The crudely mimeographed pamphlet showed a massive boot kicking the head of an Arab man wearing the checkered kaffiyehm headdress so often associated with Palestinians.

The meaning was clear: Palestinian refugees are no longer very welcome in Lebanon, despite a new government policy that clears the way for 240,000 of them to remain.

Over the past week the pamphlets have begun to show up in Sabra and Shatila, the sites of the Palestinian massacres last fall, and in Borj el-Barajneh, all camps on the outskirts of Beirut. They represent the latest and most direct act of intimidation.

Other tactics are more subtle politically but more brutal physically:

A series of bombs have shattered Palestinian shops and homes, both in Beirut and in southern towns under Israeli control.

At least 30 Palestinians have been murdered, according to Olof Rydbeck, commissioner-general of the United Nations Relief and Works Agency (UNRWA). The victims have included men, women, and children.

Threats have been issued to Palestinians living outside the camps, usually by unidentified groups of gunmen. They are told to return to the refugee centers. Many of those who have not heeded the warnings have had homes ravaged or wrecked. More than 1,000 have moved, relief workers say.

The chain of events over the past three months coincided with a new government policy allowing UNRWA to rebuild the camps damaged during the Israeli invasion. This came after six months of unanswered appeals by the UN agency.

Relief workers say in private that the Lebanese authorities have to be ''shoved'' into even the smallest assistance. And diplomats note that hundreds of Palestinians remain in detention, some for as long as seven months. Officials of the multinational force claim the Lebanese Army continues to arrest Palestinians, usually late at night.

The apparent campaign, by both official and unofficial groups, has led to serious concern among UN workers in the south about the fate of Palestinians after the withdrawal of foreign forces. One high-level official suggested the US-orchestrated agreement does not provide adequate guarantees of protection against revenge killings or harassment.

The accord calls for redeployment of the 6,000 troops from 10 nations around the Palestinian camps as observers. (UN troops have served since 1978 in a buffer zone in southern Lebanon to separate the Israelis and Palestine Liberation Organization guerrillas.)

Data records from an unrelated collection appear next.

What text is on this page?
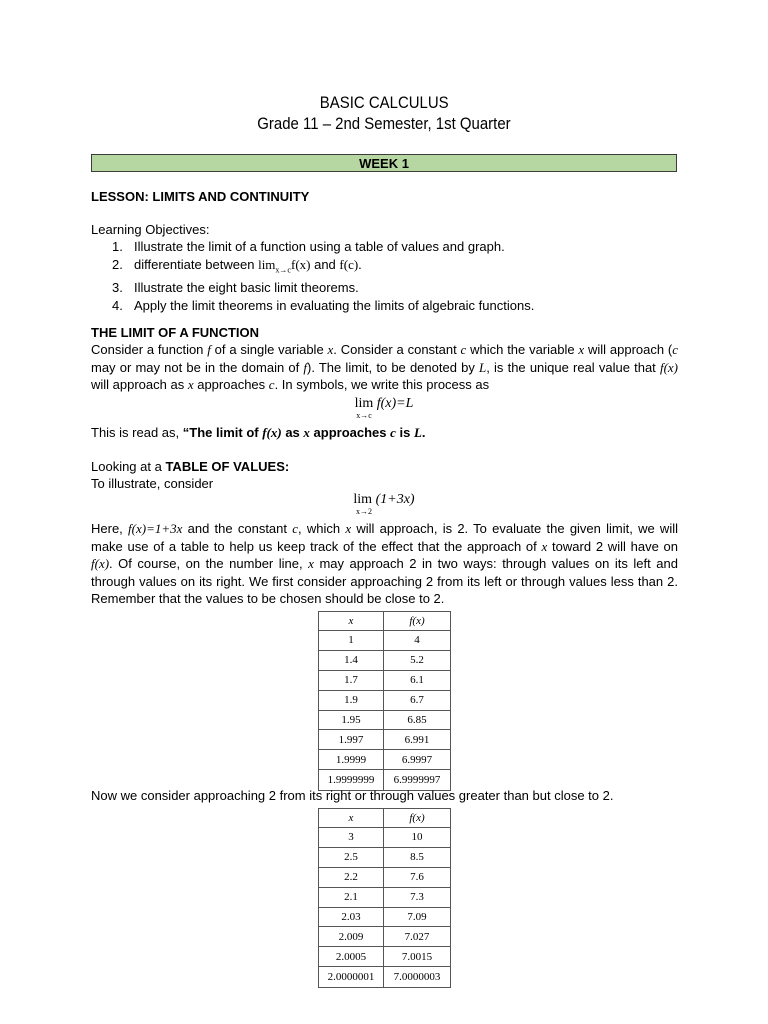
BASIC CALCULUS
Grade 11 – 2nd Semester, 1st Quarter
WEEK 1
LESSON: LIMITS AND CONTINUITY
Learning Objectives:
1. Illustrate the limit of a function using a table of values and graph.
2. differentiate between $\lim_{x\to c}f(x)$ and f(c).
3. Illustrate the eight basic limit theorems.
4. Apply the limit theorems in evaluating the limits of algebraic functions.
THE LIMIT OF A FUNCTION
Consider a function f of a single variable x. Consider a constant c which the variable x will approach (c may or may not be in the domain of f). The limit, to be denoted by L, is the unique real value that f(x) will approach as x approaches c. In symbols, we write this process as
lim f(x)=L
x→c
This is read as, “The limit of f(x) as x approaches c is L.
Looking at a TABLE OF VALUES:
To illustrate, consider
lim (1+3x)
x→2
Here, f(x)=1+3x and the constant c, which x will approach, is 2. To evaluate the given limit, we will make use of a table to help us keep track of the effect that the approach of x toward 2 will have on f(x). Of course, on the number line, x may approach 2 in two ways: through values on its left and through values on its right. We first consider approaching 2 from its left or through values less than 2. Remember that the values to be chosen should be close to 2.
x	f(x)
1	4
1.4	5.2
1.7	6.1
1.9	6.7
1.95	6.85
1.997	6.991
1.9999	6.9997
1.9999999	6.9999997
Now we consider approaching 2 from its right or through values greater than but close to 2.
x	f(x)
3	10
2.5	8.5
2.2	7.6
2.1	7.3
2.03	7.09
2.009	7.027
2.0005	7.0015
2.0000001	7.0000003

The terms, which have not yet been accepted by the Security Council, are viewed by UN personnel in Lebanon as dangerous for the Palestinians, since the UN forces will not have the power to prevent or stop attacks.

And there are strong fears among both Palestinians and UN officials that there will be acts of revenge, particularly by some of the gunmen now serving with Lebanese renegade militia leader Maj. Saad Haddad.

The agreement on withdrawal of foreign forces allows a significant number of the gunmen to be incorporated into the Lebanese Army and to continue serving in the south.

One high-level UN official charged that the US-designed accord allowed for the same mistake as the 1978 terms of deployment, which called for peace monitoring rather than peace-keeping. The Israelis were able to easily pass through the UN troops, who had neither the equipment or numbers to stop them, on the first day of the invasion.